After death, Web ‘assets’ often tangled in cloud


When you die, does your Facebook account die with you? Or that online photo album? What about your iTunes playlist, blogs or tweets? Laws in the United States and elsewhere are vague on the fate of digital rights to online accounts after death, leading to complications and legal wrangling for survivors who want access to the online services of the deceased. Legal experts say it’s unclear who owns what in the Internet “cloud,” and that in some cases the user agreement for email or social networking sites terminates when a person dies. In the case of online photo albums, “those photos are yours and you have a copyright, but the problem is if you upload them to a site like Shutterfly, the property you own is now stuck behind a license,” said Nathan Dosch, a Wisconsin attorney. “The underlying asset is still owned by you but the access terminates on your death.
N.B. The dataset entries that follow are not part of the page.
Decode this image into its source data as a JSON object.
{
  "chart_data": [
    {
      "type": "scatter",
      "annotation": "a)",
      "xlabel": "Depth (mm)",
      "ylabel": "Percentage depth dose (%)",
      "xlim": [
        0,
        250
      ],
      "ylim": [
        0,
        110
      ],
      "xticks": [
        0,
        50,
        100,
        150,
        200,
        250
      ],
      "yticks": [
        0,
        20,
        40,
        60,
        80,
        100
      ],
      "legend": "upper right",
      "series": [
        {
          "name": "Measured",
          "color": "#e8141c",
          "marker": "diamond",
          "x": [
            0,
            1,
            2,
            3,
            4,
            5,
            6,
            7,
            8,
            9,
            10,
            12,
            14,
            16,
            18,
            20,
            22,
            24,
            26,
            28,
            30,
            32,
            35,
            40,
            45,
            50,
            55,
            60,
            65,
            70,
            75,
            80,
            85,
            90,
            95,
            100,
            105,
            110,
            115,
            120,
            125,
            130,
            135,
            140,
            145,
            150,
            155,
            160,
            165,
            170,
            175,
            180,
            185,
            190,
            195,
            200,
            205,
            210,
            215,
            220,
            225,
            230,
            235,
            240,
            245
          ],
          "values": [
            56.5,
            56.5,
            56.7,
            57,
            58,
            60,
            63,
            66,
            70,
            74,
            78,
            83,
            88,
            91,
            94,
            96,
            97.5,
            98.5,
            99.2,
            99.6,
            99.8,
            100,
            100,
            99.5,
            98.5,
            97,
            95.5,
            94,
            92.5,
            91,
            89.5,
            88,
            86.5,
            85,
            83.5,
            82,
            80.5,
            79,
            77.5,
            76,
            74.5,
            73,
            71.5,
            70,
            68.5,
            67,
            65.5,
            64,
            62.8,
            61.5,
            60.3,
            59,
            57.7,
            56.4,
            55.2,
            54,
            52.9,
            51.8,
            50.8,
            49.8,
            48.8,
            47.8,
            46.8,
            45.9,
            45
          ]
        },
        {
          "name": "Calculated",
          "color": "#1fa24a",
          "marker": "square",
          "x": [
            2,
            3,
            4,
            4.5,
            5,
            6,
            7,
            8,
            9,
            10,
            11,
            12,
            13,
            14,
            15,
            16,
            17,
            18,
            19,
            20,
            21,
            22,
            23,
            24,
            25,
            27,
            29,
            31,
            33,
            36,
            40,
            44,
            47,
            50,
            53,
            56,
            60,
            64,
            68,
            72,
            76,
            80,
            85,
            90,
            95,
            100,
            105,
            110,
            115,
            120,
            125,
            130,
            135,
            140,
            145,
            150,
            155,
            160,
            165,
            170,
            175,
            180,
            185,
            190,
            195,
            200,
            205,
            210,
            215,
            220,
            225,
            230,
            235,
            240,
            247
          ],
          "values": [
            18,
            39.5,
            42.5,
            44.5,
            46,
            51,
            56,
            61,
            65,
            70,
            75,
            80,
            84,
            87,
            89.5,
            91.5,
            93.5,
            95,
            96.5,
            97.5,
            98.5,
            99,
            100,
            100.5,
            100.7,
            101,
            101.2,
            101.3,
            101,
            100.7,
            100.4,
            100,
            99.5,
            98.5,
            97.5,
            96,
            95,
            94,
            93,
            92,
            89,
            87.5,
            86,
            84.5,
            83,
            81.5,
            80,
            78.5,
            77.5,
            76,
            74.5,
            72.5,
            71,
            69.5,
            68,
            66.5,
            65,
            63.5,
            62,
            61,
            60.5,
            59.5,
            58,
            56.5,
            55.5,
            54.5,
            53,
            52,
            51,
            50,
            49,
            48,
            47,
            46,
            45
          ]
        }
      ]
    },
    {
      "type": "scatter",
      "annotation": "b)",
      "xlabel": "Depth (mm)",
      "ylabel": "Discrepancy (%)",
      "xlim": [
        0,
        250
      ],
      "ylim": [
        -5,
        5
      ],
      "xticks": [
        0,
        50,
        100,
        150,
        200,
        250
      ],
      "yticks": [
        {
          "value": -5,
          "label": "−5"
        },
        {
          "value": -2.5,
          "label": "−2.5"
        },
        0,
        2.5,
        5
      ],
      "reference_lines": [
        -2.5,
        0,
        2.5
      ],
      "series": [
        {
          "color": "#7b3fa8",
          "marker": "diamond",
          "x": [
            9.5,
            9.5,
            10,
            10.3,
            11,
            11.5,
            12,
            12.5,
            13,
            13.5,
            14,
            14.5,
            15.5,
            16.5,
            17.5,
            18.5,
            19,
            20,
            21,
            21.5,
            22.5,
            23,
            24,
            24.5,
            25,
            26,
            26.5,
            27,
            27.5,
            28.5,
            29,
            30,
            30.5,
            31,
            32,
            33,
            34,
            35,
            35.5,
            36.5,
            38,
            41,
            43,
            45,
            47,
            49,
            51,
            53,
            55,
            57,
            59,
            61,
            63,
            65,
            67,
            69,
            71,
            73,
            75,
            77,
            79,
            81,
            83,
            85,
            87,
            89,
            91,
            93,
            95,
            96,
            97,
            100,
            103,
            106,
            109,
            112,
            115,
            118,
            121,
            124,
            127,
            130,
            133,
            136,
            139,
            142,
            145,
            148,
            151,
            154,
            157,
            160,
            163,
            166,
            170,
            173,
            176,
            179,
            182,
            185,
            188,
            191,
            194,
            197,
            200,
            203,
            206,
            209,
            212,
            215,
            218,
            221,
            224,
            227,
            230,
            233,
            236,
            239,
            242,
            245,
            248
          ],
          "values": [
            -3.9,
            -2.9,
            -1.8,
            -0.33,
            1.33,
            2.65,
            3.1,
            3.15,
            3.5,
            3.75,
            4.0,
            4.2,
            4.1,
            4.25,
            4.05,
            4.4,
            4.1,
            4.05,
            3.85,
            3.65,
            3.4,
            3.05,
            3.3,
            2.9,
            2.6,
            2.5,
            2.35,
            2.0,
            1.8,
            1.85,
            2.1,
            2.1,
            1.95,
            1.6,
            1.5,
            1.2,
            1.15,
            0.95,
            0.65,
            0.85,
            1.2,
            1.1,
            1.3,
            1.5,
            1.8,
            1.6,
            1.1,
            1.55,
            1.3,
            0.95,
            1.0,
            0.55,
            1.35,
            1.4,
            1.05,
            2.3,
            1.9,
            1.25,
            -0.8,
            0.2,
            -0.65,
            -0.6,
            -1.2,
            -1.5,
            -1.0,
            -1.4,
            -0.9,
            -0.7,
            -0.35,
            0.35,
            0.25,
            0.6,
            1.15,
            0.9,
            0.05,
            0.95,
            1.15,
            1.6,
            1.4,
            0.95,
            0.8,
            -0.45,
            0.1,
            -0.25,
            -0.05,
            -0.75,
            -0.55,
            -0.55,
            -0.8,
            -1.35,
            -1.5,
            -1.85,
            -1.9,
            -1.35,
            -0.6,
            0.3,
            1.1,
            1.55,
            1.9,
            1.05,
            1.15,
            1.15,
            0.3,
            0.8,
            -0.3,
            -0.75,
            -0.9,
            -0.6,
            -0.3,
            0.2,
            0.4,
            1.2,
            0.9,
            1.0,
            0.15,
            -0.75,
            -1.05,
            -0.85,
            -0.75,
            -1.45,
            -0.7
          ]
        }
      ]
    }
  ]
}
The same can be said about emails.” Gerry Beyer, a professor at Texas Tech University School of Law, said the definition of “digital assets” remains subject to interpretation. A key issue is whether what is in the online accounts is “property” with any value. This leaves open a great potential for litigation, he said. “You could think the last month of tweets from (late British singer) Amy Winehouse would be valuable… what if the company erases it all?” said Beyer. Some accounts may have actual value, such as revenue-producing blogs, while others may have important sentimental value.